Mystery as retired economist, 83, vanishes while walking his dogs near rural Turkish retreat – as his British wife and daughter beg for help finding him after massive month-long manhunt found no trace
- Korhan Berzeg vanished on June 17, while walking in woods near his hometown
- The whereabouts of the 83-year-old remain unknown more than five weeks on
- His British wife and daughters are now calling for help in cracking his case
The British family of a renowned Turkish economist who seemingly disappeared without a trace while walking his dogs in the forest are begging for help after large-scale search efforts turned up no leads.
Korhan Berzeg, 83, vanished on Saturday, June 17, while walking in the woods in Armutlu, close to the Gönen district of his hometown Balikesir, where the family was visiting from their regular home – a stunning villa on an island close to the capital Istanbul.
His Doberman pinscher Tina also disappeared, with his second dog – an adopted stray named Esmeralda – only alerting the family when she turned up at the house alone.
Grandfather-of-three Berzeg had recently retired after a long and storied career as a world-renowned economist which included stints as the Asia Director at the World Bank in the US, advisory roles in the US and Saudi governments, and various teaching positions at respected universities.
But now his wife Angela, 80, and daughters Sibel and Nisa, both of whom are in their 50s, have pleaded with anyone that has information on the whereabouts of their father to get in touch after sniffer dog patrols and drone searches failed to find a trace of Korhan’s presence.
Korhan Berzeg, 83, vanished on Saturday, June 17, while walking in the woods in Armutlu, close to the Gönen district of his hometown Balikesir
Korhan is seen alongside wife Angela in this picture shared on social media calling for help in solving his disappearance
‘If anyone has even the slightest inkling of information — if you have seen or heard anything that could shed light on my husband’s disappearance — I beg you to come forward,’ Angela said in comments carried by The Sun.
‘No detail is too small, every piece of information could hold the key to unravelling this bewildering mystery and restoring hope to our shattered lives.
‘Korhan, if you can hear my plea, know that your absence is felt deeply by all who love you.

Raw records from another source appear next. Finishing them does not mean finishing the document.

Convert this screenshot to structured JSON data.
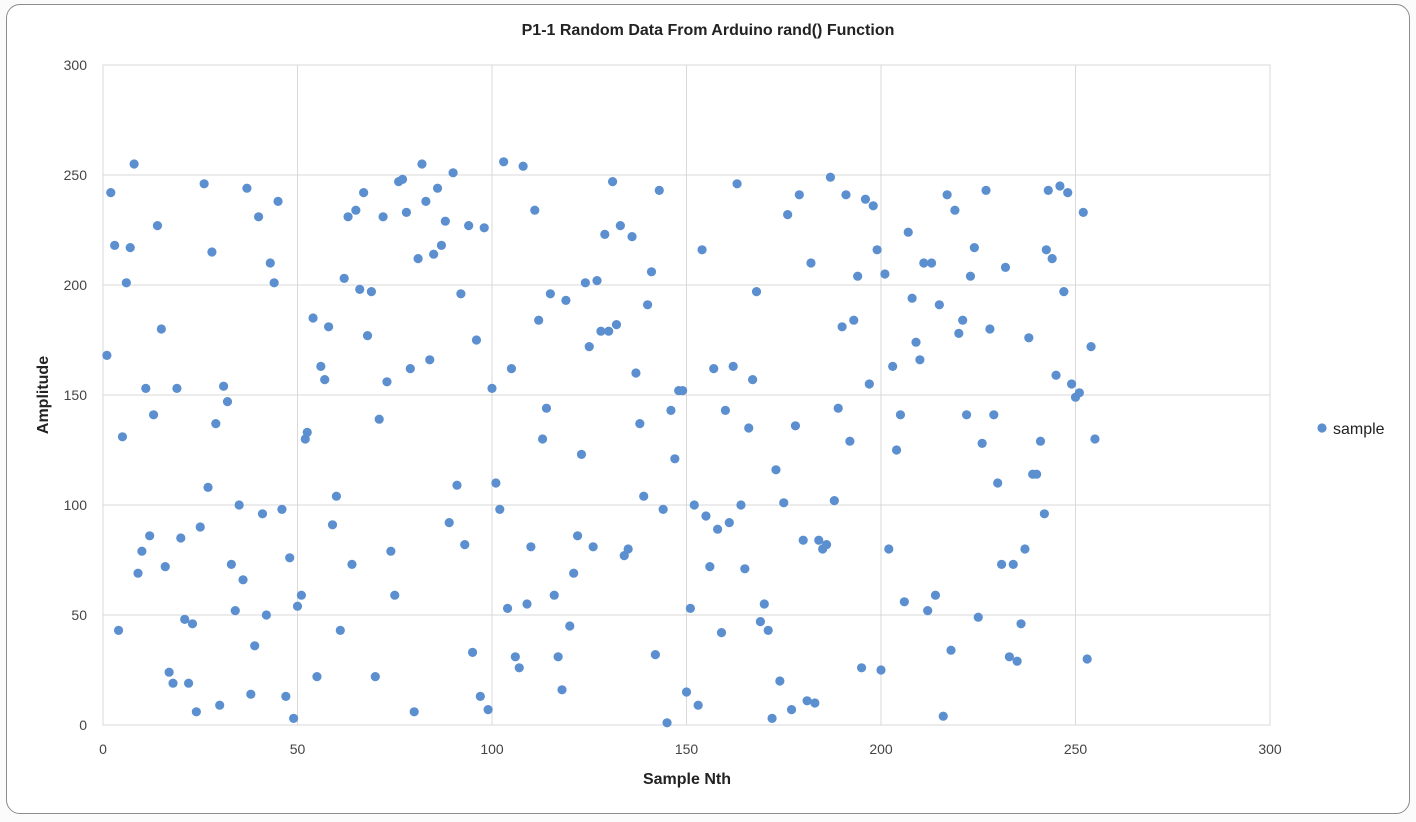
{
  "chart_data": {
    "type": "scatter",
    "title": "P1-1 Random Data From Arduino rand() Function",
    "xlabel": "Sample Nth",
    "ylabel": "Amplitude",
    "xlim": [
      0,
      300
    ],
    "ylim": [
      0,
      300
    ],
    "x_ticks": [
      0,
      50,
      100,
      150,
      200,
      250,
      300
    ],
    "y_ticks": [
      0,
      50,
      100,
      150,
      200,
      250,
      300
    ],
    "grid": true,
    "legend_position": "right",
    "series": [
      {
        "name": "sample",
        "color": "#5b8fcf",
        "points": [
          [
            1,
            168
          ],
          [
            2,
            242
          ],
          [
            3,
            218
          ],
          [
            4,
            43
          ],
          [
            5,
            131
          ],
          [
            6,
            201
          ],
          [
            7,
            217
          ],
          [
            8,
            255
          ],
          [
            9,
            69
          ],
          [
            10,
            79
          ],
          [
            11,
            153
          ],
          [
            12,
            86
          ],
          [
            13,
            141
          ],
          [
            14,
            227
          ],
          [
            15,
            180
          ],
          [
            16,
            72
          ],
          [
            17,
            24
          ],
          [
            18,
            19
          ],
          [
            19,
            153
          ],
          [
            20,
            85
          ],
          [
            21,
            48
          ],
          [
            22,
            19
          ],
          [
            23,
            46
          ],
          [
            24,
            6
          ],
          [
            25,
            90
          ],
          [
            26,
            246
          ],
          [
            27,
            108
          ],
          [
            28,
            215
          ],
          [
            29,
            137
          ],
          [
            30,
            9
          ],
          [
            31,
            154
          ],
          [
            32,
            147
          ],
          [
            33,
            73
          ],
          [
            34,
            52
          ],
          [
            35,
            100
          ],
          [
            36,
            66
          ],
          [
            37,
            244
          ],
          [
            38,
            14
          ],
          [
            39,
            36
          ],
          [
            40,
            231
          ],
          [
            41,
            96
          ],
          [
            42,
            50
          ],
          [
            43,
            210
          ],
          [
            44,
            201
          ],
          [
            45,
            238
          ],
          [
            46,
            98
          ],
          [
            47,
            13
          ],
          [
            48,
            76
          ],
          [
            49,
            3
          ],
          [
            50,
            54
          ],
          [
            51,
            59
          ],
          [
            52,
            130
          ],
          [
            52.5,
            133
          ],
          [
            54,
            185
          ],
          [
            55,
            22
          ],
          [
            56,
            163
          ],
          [
            57,
            157
          ],
          [
            58,
            181
          ],
          [
            59,
            91
          ],
          [
            60,
            104
          ],
          [
            61,
            43
          ],
          [
            62,
            203
          ],
          [
            63,
            231
          ],
          [
            64,
            73
          ],
          [
            65,
            234
          ],
          [
            66,
            198
          ],
          [
            67,
            242
          ],
          [
            68,
            177
          ],
          [
            69,
            197
          ],
          [
            70,
            22
          ],
          [
            71,
            139
          ],
          [
            72,
            231
          ],
          [
            73,
            156
          ],
          [
            74,
            79
          ],
          [
            75,
            59
          ],
          [
            76,
            247
          ],
          [
            77,
            248
          ],
          [
            78,
            233
          ],
          [
            79,
            162
          ],
          [
            80,
            6
          ],
          [
            81,
            212
          ],
          [
            82,
            255
          ],
          [
            83,
            238
          ],
          [
            84,
            166
          ],
          [
            85,
            214
          ],
          [
            86,
            244
          ],
          [
            87,
            218
          ],
          [
            88,
            229
          ],
          [
            89,
            92
          ],
          [
            90,
            251
          ],
          [
            91,
            109
          ],
          [
            92,
            196
          ],
          [
            93,
            82
          ],
          [
            94,
            227
          ],
          [
            95,
            33
          ],
          [
            96,
            175
          ],
          [
            97,
            13
          ],
          [
            98,
            226
          ],
          [
            99,
            7
          ],
          [
            100,
            153
          ],
          [
            101,
            110
          ],
          [
            102,
            98
          ],
          [
            103,
            256
          ],
          [
            104,
            53
          ],
          [
            105,
            162
          ],
          [
            106,
            31
          ],
          [
            107,
            26
          ],
          [
            108,
            254
          ],
          [
            109,
            55
          ],
          [
            110,
            81
          ],
          [
            111,
            234
          ],
          [
            112,
            184
          ],
          [
            113,
            130
          ],
          [
            114,
            144
          ],
          [
            115,
            196
          ],
          [
            116,
            59
          ],
          [
            117,
            31
          ],
          [
            118,
            16
          ],
          [
            119,
            193
          ],
          [
            120,
            45
          ],
          [
            121,
            69
          ],
          [
            122,
            86
          ],
          [
            123,
            123
          ],
          [
            124,
            201
          ],
          [
            125,
            172
          ],
          [
            126,
            81
          ],
          [
            127,
            202
          ],
          [
            128,
            179
          ],
          [
            129,
            223
          ],
          [
            130,
            179
          ],
          [
            131,
            247
          ],
          [
            132,
            182
          ],
          [
            133,
            227
          ],
          [
            134,
            77
          ],
          [
            135,
            80
          ],
          [
            136,
            222
          ],
          [
            137,
            160
          ],
          [
            138,
            137
          ],
          [
            139,
            104
          ],
          [
            140,
            191
          ],
          [
            141,
            206
          ],
          [
            142,
            32
          ],
          [
            143,
            243
          ],
          [
            144,
            98
          ],
          [
            145,
            1
          ],
          [
            146,
            143
          ],
          [
            147,
            121
          ],
          [
            148,
            152
          ],
          [
            149,
            152
          ],
          [
            150,
            15
          ],
          [
            151,
            53
          ],
          [
            152,
            100
          ],
          [
            153,
            9
          ],
          [
            154,
            216
          ],
          [
            155,
            95
          ],
          [
            156,
            72
          ],
          [
            157,
            162
          ],
          [
            158,
            89
          ],
          [
            159,
            42
          ],
          [
            160,
            143
          ],
          [
            161,
            92
          ],
          [
            162,
            163
          ],
          [
            163,
            246
          ],
          [
            164,
            100
          ],
          [
            165,
            71
          ],
          [
            166,
            135
          ],
          [
            167,
            157
          ],
          [
            168,
            197
          ],
          [
            169,
            47
          ],
          [
            170,
            55
          ],
          [
            171,
            43
          ],
          [
            172,
            3
          ],
          [
            173,
            116
          ],
          [
            174,
            20
          ],
          [
            175,
            101
          ],
          [
            176,
            232
          ],
          [
            177,
            7
          ],
          [
            178,
            136
          ],
          [
            179,
            241
          ],
          [
            180,
            84
          ],
          [
            181,
            11
          ],
          [
            182,
            210
          ],
          [
            183,
            10
          ],
          [
            184,
            84
          ],
          [
            185,
            80
          ],
          [
            186,
            82
          ],
          [
            187,
            249
          ],
          [
            188,
            102
          ],
          [
            189,
            144
          ],
          [
            190,
            181
          ],
          [
            191,
            241
          ],
          [
            192,
            129
          ],
          [
            193,
            184
          ],
          [
            194,
            204
          ],
          [
            195,
            26
          ],
          [
            196,
            239
          ],
          [
            197,
            155
          ],
          [
            198,
            236
          ],
          [
            199,
            216
          ],
          [
            200,
            25
          ],
          [
            201,
            205
          ],
          [
            202,
            80
          ],
          [
            203,
            163
          ],
          [
            204,
            125
          ],
          [
            205,
            141
          ],
          [
            206,
            56
          ],
          [
            207,
            224
          ],
          [
            208,
            194
          ],
          [
            209,
            174
          ],
          [
            210,
            166
          ],
          [
            211,
            210
          ],
          [
            212,
            52
          ],
          [
            213,
            210
          ],
          [
            214,
            59
          ],
          [
            215,
            191
          ],
          [
            216,
            4
          ],
          [
            217,
            241
          ],
          [
            218,
            34
          ],
          [
            219,
            234
          ],
          [
            220,
            178
          ],
          [
            221,
            184
          ],
          [
            222,
            141
          ],
          [
            223,
            204
          ],
          [
            224,
            217
          ],
          [
            225,
            49
          ],
          [
            226,
            128
          ],
          [
            227,
            243
          ],
          [
            228,
            180
          ],
          [
            229,
            141
          ],
          [
            230,
            110
          ],
          [
            231,
            73
          ],
          [
            232,
            208
          ],
          [
            233,
            31
          ],
          [
            234,
            73
          ],
          [
            235,
            29
          ],
          [
            236,
            46
          ],
          [
            237,
            80
          ],
          [
            238,
            176
          ],
          [
            239,
            114
          ],
          [
            240,
            114
          ],
          [
            241,
            129
          ],
          [
            242,
            96
          ],
          [
            242.5,
            216
          ],
          [
            243,
            243
          ],
          [
            244,
            212
          ],
          [
            245,
            159
          ],
          [
            246,
            245
          ],
          [
            247,
            197
          ],
          [
            248,
            242
          ],
          [
            249,
            155
          ],
          [
            250,
            149
          ],
          [
            251,
            151
          ],
          [
            252,
            233
          ],
          [
            253,
            30
          ],
          [
            254,
            172
          ],
          [
            255,
            130
          ]
        ]
      }
    ]
  }
}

We will never stop searching, and we will never give up hope.’
Nisa, 50, added: ‘None of it makes sense. My dad went off on his regular morning walk and never came back.
‘It’s incredible that nothing — no clothing, a shoe, his glasses, a dog collar, nothing — has turned up.
‘It’s upsetting to think of it but perhaps my dad and Tina have been taken somewhere by someone and that someone may have harmed them.
‘But why? Why would anyone hurt my elderly father years after his retirement? It just doesn’t add up.’
In the past month since Korhan’s disappearance, police have canvassed an area of 200 square kilometres (77 square miles) in and around Balikesir.
Search teams have deployed sniffer and cadaver dogs in an attempt to find clues or a body, and used infrared cameras mounted to fleets of drones to scour the area from above.
The search operation extended through 22 rural neighbourhoods, 10 wells, 60 abandoned buildings and various forested areas, pathways, swamps, fields and a stream, according to authorities.
More than 300 officers took part in the search operation, but more than five weeks on from Korhan’s ill-fated stroll, the cops have nothing to show for it.
Korhan’s daughters believe he may have been kidnapped, arguing that had he suffered an accident or been injured, Tina the Doberman would have remained by his side or gone to call for help.
Tina’s disappearance alongside her owner suggests that ‘they may have both been taken somewhere’ and that ‘if Tina had been unharmed she would’ve been found by now’, according to Nisa.
Gönen’s public prosecutor’s office is continuing the investigation into Korhan’s disappearance.